Example 1: Joe forgot to take a second glance before stepping out into the street. A second later he was struck by a car and ends up permanently crippled. His job changes, his wife leaves him, and even his friends treat him differently. Years later he commits suicide. All of this would have been avoided if he had just taken a second glance.
Example 2: Bilbo happens upon a ring. The fate of Middle Earth is changed.
I think of this situation as contrary to our normal thought that the big decisions shape our life (where we go to school, who we marry, where we live).
I asked my wife this question after I posted it. This was her reply. This may be the best answer.
My original thought before my question morphed into a more general tone was “is this considered some literary device or does it have some name within movie/show/book production.” It is obviously used very often within the arts.
Butterfly effect is also what came to my mind first. I think it’s called that because of something like a butterfly flapping its wings can start up the breeze to build a hurricane over time somewhere else.
The “straw that breaks the camel’s back” is the most recent of a series of problems that causes a catastrophe. As in, the camel is already carrying a bunch of weight and it’s the weight of that last, teeny tiny straw that breaks it back.
If I’m at work and a customer spits in my face, I get demoted and my wife calls me up to let me know that she’s been cheating on me and that she’s leaving me… I can take it. But then my boss asks me to work Saturday. That’s when I go postal.
Actually, that is not what the Butterfly effect meant originally, from what I understand. Chaos researcher used it to describe that weather, as a chaotic phenomen, exists of thousands time thousands events interacting with each other, and thus, it’s impossible to predict what happens*. If you change one parameter, no matter how small,** for example** the flap of a butterfly in the South American rainforest, then the interactions between all the other events can influence the path (not the existence itself) of a hurricane in the US 5 days later.
Since it will be impossible to ever count all butterfly wingflaps, or have the computing power** to model all the interactions between the events., it’s impossible to correctly predict the weather.
What the OP is describing sounds a bit different. He’s more talking about things happening and their consequences. I think that’s normal chaotic complexitiy of life, and the “common wisdom” that great changes in life are caused by big decisions are simply wrong and lacking in experience and data.
Or the domino effect.
Today, we have generally a 70% accuracy for 3 day forecasts. Beyond that, everything is unpredictable, beyond “shit happens”.
** One of the applications that demanded great computer processing power and supercomputers was not only artillery, but meterolgy.
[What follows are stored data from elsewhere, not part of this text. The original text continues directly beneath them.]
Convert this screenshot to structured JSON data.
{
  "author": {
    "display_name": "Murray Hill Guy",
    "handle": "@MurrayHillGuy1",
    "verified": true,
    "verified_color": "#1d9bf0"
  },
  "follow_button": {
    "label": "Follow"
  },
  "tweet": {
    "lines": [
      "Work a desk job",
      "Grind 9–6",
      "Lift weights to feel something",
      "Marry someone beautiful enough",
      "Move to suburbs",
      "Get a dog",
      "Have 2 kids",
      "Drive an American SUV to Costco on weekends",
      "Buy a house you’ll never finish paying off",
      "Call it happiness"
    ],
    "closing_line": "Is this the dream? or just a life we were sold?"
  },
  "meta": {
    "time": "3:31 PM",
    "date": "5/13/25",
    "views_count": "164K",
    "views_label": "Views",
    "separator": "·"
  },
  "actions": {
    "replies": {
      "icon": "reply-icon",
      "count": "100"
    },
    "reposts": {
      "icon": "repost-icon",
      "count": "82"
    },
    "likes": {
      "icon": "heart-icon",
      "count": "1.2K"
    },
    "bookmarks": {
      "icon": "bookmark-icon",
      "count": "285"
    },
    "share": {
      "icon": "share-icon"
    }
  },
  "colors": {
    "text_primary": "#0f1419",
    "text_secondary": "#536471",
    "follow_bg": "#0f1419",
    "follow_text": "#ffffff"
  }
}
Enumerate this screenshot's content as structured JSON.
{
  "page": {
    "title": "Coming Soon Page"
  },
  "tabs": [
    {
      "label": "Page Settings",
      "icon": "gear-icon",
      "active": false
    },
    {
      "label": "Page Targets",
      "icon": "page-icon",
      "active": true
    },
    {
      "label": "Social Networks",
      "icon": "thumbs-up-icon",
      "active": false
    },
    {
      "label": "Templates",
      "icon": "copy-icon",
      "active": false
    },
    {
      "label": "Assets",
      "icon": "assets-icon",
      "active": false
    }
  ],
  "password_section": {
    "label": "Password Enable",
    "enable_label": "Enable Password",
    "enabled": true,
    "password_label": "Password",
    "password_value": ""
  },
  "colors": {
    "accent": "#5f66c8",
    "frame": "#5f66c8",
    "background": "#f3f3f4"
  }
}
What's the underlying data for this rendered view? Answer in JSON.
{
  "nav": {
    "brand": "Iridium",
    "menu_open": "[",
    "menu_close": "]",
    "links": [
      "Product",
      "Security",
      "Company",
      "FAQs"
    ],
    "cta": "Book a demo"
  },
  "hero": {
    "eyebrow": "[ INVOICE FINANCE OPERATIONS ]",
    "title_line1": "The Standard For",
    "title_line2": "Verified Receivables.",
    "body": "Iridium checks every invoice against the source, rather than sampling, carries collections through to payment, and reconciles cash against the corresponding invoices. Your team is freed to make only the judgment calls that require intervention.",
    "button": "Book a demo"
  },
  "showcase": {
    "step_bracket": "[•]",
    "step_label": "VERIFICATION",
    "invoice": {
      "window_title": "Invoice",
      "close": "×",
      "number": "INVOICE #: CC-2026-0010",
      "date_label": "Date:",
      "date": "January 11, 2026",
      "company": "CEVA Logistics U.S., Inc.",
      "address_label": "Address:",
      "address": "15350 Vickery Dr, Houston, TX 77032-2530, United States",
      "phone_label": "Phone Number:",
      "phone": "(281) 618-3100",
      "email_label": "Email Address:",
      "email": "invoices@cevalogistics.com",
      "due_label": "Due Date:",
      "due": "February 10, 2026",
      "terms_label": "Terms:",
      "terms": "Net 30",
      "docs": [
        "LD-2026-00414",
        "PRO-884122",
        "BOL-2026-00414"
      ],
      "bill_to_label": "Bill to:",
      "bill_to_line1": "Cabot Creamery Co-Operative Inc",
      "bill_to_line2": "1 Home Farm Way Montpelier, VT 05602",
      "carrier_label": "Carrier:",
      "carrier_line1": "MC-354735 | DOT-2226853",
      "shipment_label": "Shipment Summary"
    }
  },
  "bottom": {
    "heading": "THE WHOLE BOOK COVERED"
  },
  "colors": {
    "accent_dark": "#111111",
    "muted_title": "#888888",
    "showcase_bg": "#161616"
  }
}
Predicting the weather accuratly has huge impacts on agriculture, shipping, etc.
As a previous poster mentioned, it is indeed related to the Ray Bradbury story, “The Sound of Thunder.” Explorers go back in time and create catastrophic changes with tiny alterations. The story is great, by the way, certainly worth a read, and sets the “Rules” for any other story about time travel written subsequently.
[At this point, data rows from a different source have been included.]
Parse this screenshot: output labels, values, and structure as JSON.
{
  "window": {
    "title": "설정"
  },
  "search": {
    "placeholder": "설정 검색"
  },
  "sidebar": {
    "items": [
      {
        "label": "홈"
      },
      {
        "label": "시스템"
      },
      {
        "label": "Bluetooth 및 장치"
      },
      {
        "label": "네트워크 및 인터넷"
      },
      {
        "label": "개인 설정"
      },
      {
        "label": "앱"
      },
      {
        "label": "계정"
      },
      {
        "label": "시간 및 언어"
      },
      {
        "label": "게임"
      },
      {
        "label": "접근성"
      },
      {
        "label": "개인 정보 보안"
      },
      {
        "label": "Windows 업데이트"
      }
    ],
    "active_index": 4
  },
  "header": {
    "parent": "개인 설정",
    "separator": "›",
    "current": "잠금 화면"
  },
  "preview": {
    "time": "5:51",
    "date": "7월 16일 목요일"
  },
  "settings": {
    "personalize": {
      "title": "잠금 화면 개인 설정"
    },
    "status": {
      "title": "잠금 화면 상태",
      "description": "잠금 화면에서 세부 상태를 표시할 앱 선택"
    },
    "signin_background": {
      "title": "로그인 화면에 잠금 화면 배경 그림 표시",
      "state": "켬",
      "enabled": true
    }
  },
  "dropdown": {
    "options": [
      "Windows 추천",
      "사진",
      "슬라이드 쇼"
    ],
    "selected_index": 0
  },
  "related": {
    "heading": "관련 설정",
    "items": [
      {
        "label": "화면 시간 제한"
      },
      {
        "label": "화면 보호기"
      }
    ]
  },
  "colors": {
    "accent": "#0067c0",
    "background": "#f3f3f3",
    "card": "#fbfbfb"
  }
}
It may be related to the Bradbury story, but was coined as an “effect” by Ed Lorenz. The Wiki article backs this up FWIW.
ETA: I know at least one person who thought the “butterfly” referred to the picture one gets when you look at the graph of the Lorenz attractor. It actually does sorta look like a butterfly, but has nothing to do with the origin of the term “butterfly effect”.
Nope. Lorenz specifically suggested the idea of a butterfly flapping its wings creating a hurricane to describe the difference in outcomes that such subtle changes early on in a process can wreak. Now it’s true that there are uncounted butterflies flapping their wings (and babies sneezing, and people flipping coins, and a million other things stirring small breezes), all of which interact in unpredictable ways. But the initial conception of the term was to show that undetectably small changes in initial conditions can lead to massively different outcomes.
Which leads us to another way to describe this phenomenon, as is used in scientific circles – “sensitivity to initial conditions.” Not as catchy as the Butterfly Effect, but it means the same thing.
The article says “The idea that one butterfly could eventually have a far-reaching ripple effect on subsequent historic events seems first to have appeared in a 1952 short story by Ray Bradbury about time travel (see Literature and print here) although Lorenz made the term popular.” Lorenz may have helped popularize the term but he appears to have gotten the specific idea of a butterfly originally from Bradbury (in some of his early papers Lorenz used a seagull).